Marc Reverchon, président du conseil de développement, et à ce titre «plus intéressé par ce qui se passe devant que par le rétroviseur», s’apprête à livrer la version mis à jour du projet stratégique. Il insiste sur deux chantiers. «Le processus de concertation à l’ouest où il faut retricoter des rapports de confiance pour dépasser les blocages avec notamment les associations environnementales. Et sur les bassins marseillais où beaucoup de choses ont évolué, dans le bons sens, notamment le rapport ville/port.»

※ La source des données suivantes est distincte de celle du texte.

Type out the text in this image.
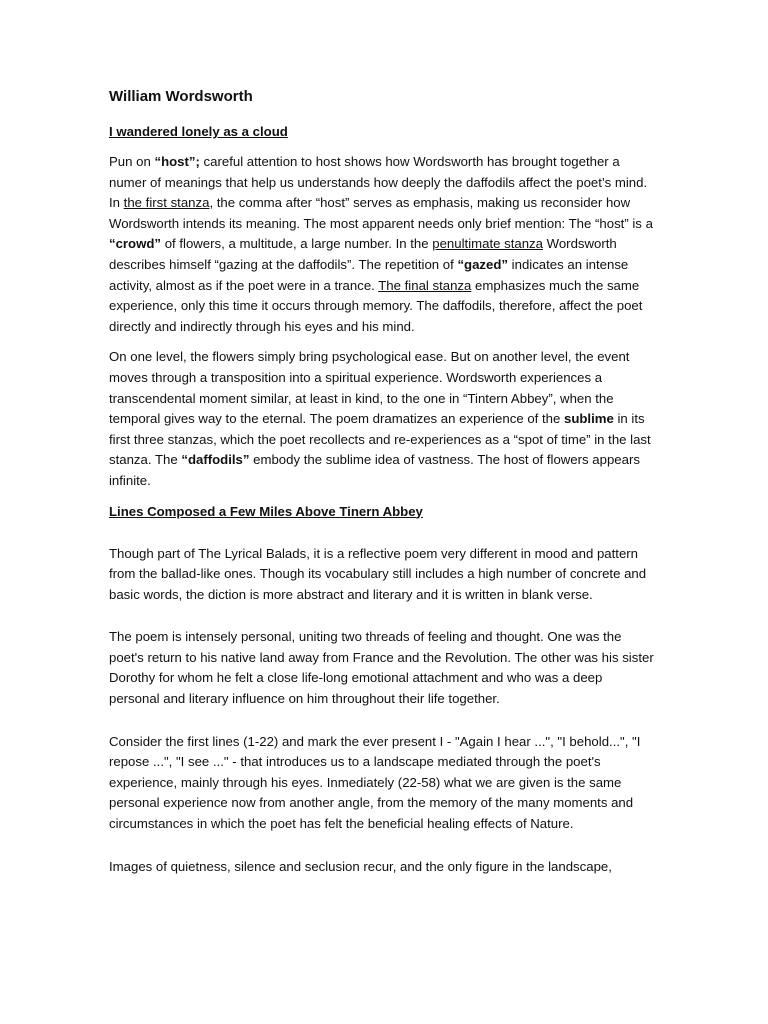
William Wordsworth
I wandered lonely as a cloud

Pun on “host”; careful attention to host shows how Wordsworth has brought together a numer of meanings that help us understands how deeply the daffodils affect the poet’s mind. In the first stanza, the comma after “host” serves as emphasis, making us reconsider how Wordsworth intends its meaning. The most apparent needs only brief mention: The “host” is a “crowd” of flowers, a multitude, a large number. In the penultimate stanza Wordsworth describes himself “gazing at the daffodils”. The repetition of “gazed” indicates an intense activity, almost as if the poet were in a trance. The final stanza emphasizes much the same experience, only this time it occurs through memory. The daffodils, therefore, affect the poet directly and indirectly through his eyes and his mind.

On one level, the flowers simply bring psychological ease. But on another level, the event moves through a transposition into a spiritual experience. Wordsworth experiences a transcendental moment similar, at least in kind, to the one in “Tintern Abbey”, when the temporal gives way to the eternal. The poem dramatizes an experience of the sublime in its first three stanzas, which the poet recollects and re-experiences as a “spot of time” in the last stanza. The “daffodils” embody the sublime idea of vastness. The host of flowers appears infinite.

Lines Composed a Few Miles Above Tinern Abbey

Though part of The Lyrical Balads, it is a reflective poem very different in mood and pattern from the ballad-like ones. Though its vocabulary still includes a high number of concrete and basic words, the diction is more abstract and literary and it is written in blank verse.

The poem is intensely personal, uniting two threads of feeling and thought. One was the poet's return to his native land away from France and the Revolution. The other was his sister Dorothy for whom he felt a close life-long emotional attachment and who was a deep personal and literary influence on him throughout their life together.

Consider the first lines (1-22) and mark the ever present I - "Again I hear ...", "I behold...", "I repose ...", "I see ..." - that introduces us to a landscape mediated through the poet's experience, mainly through his eyes. Inmediately (22-58) what we are given is the same personal experience now from another angle, from the memory of the many moments and circumstances in which the poet has felt the beneficial healing effects of Nature.

Images of quietness, silence and seclusion recur, and the only figure in the landscape,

Le come-back géant de la réparation navale
La bonne nouvelle viendra d’une activité impensable il y a encore quelques semaines : la réparation navale et la forme 10. Construite en 1975, la plus grande forme de radoub de Méditerranée va-t-elle reprendre du service après prés de 20 ans de sommeil ? Le nouvel appel à projets pour son exploitation lancé par le GPMM semble déboucher. L’établissement entre en négociation exclusive avec un groupement constitué des n°2 et n°4 mondiaux de la construction de paquebots, STX France et Mariotti, du n°1 de la réparation navale en Méditerranée, la société génoise San Giorgo Del Porto, et de sa filiale marseillaise CNM qui exploite les formes 8 et 9 du port de Marseille-Fos. Le groupement prévoit, en plus, la possibilité d’ouvrir son capital à des armateurs de croisières. «La signature d’un contrat pourrait être effective en mars», estime Jean-Claude Terrier. «L’objectif est de remettre la forme 10 en service fin 2014 pour profiter de la mise en ligne en Méditerranée des toutes nouvelles unités en construction dans le monde et dont la taille est supérieure à 330 mètres.» «Déconnectés auparavant de leurs liens avec le port, les chantiers navals trouvent aujourd’hui avec la croisière une nouvelle raison. 65% de la flotte mondiale croise en Méditerranée. Il ne s’agit pas d’un marché captif mais d’un marché cohérent», explique Patrick Daher à ceux qui avaient enterré depuis longtemps l’activité navale.